Physician entrepreneurship has changed from being a curiosity to becoming mainstream in five short years. As that's happened, these fault lines and trends have formed.
Physician entrepreneurship has changed from being a curiosity to becoming mainstream in five short years. Defined as physicians pursuing opportunity with scarce resources with the goal of creating user-defined value through the deployment of biomedical and clinical innovation, we are starting to see some trends and fault lines forming.
1. The phenomenon affects all physician demographics including the young and the restless (in training or in practice less than five years), the desperados (in the prime of their professional careers (6-40 years in practice), and the old and the grumpy (arbitrarily over 65) but looking to rewire, not retire, pursuing encore careers.
2.International bioentrepreneurship education programs are evolving and offering various levels of training and platforms. MD/MBA programs, while still being offered, are being displaced by more specific, sick-care-relevant, market-driven offerings that teach more clinically relevant, market driven knowledge, skills, and attitudes.
3. More medical students are electing to forgo residencies to work with industry or create their own companies. While ultimately a personal decision, some think it is an encouraging sign while others question the wisdom of that pathway. After all, it's called physician entrepreneur for a reason.
4. Digital health is getting most of the attention. Unfortunately, it has yet to demonstrate it can deliver most of the value.

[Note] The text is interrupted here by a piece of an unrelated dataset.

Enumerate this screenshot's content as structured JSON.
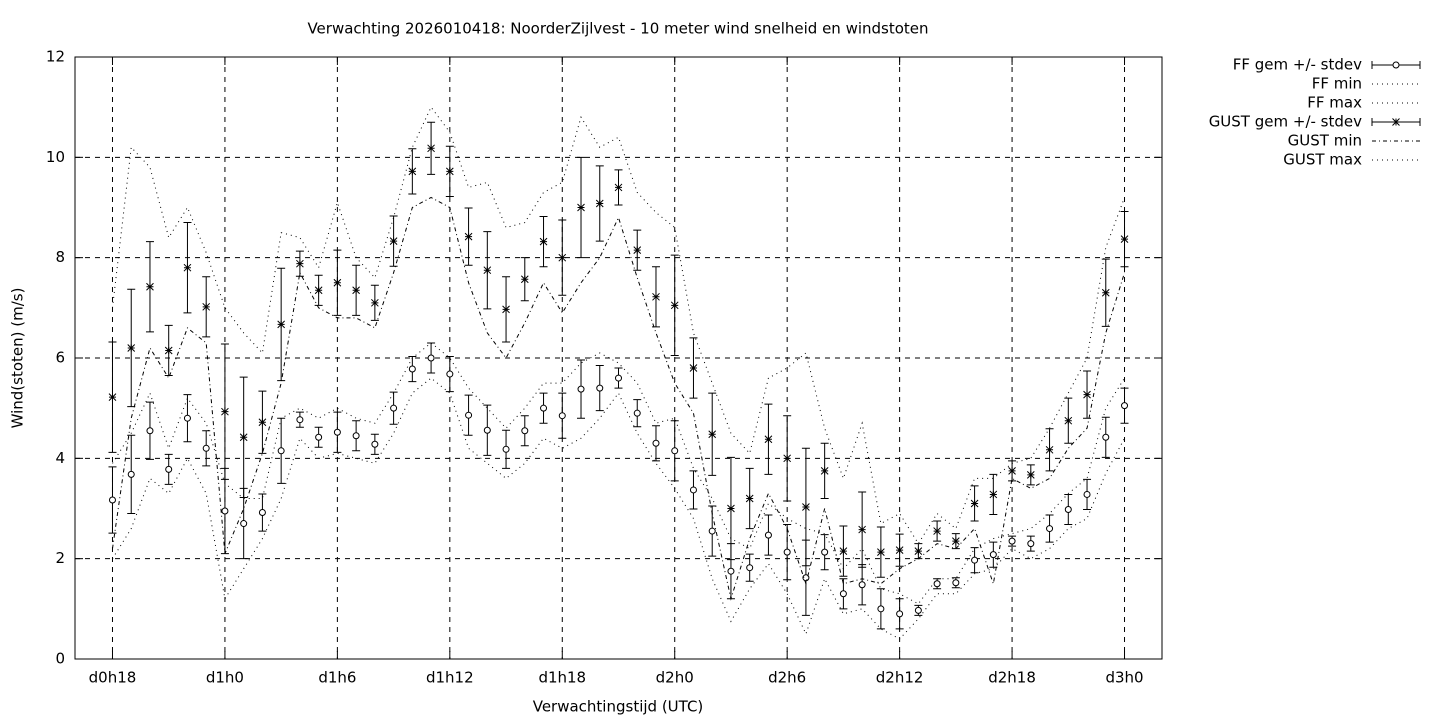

5. Academic medical centers have searched and replaced "research" with "innovation" in their marketing literature and branding communications. Listen to this for some stories about how they are doing.
6. Sick-care employment has dropped for the first time in 10 years. Reading the tea leaves is always hazardous to your health, but some feel the era of "rightsizing" has started as we wean ourselves from inefficient, wasteful, costly, medical and business practices.
7. Consolidation of hospitals and insurance companies are making it harder to innovate and creating hostilities between the administrators, third-party intermediaries, and the grunts in the trenches.
8. Physician employment is plateauing, but significant intrapreneurial barriers persist.
9. People are finally beginning to abandon the notion that doctors are lousy business people. Even doctors are starting to believe the contrary about themselves.
Physician entrepreneurship continues to evolve before our eyes. If things go according to plan, physician entrepreneurs will be more and more involved in the innovation supply chain at earlier stages helping others innovate our way out of the sick care mess. If things don't go that way, we'll just have lots more people with lots more letters after their names.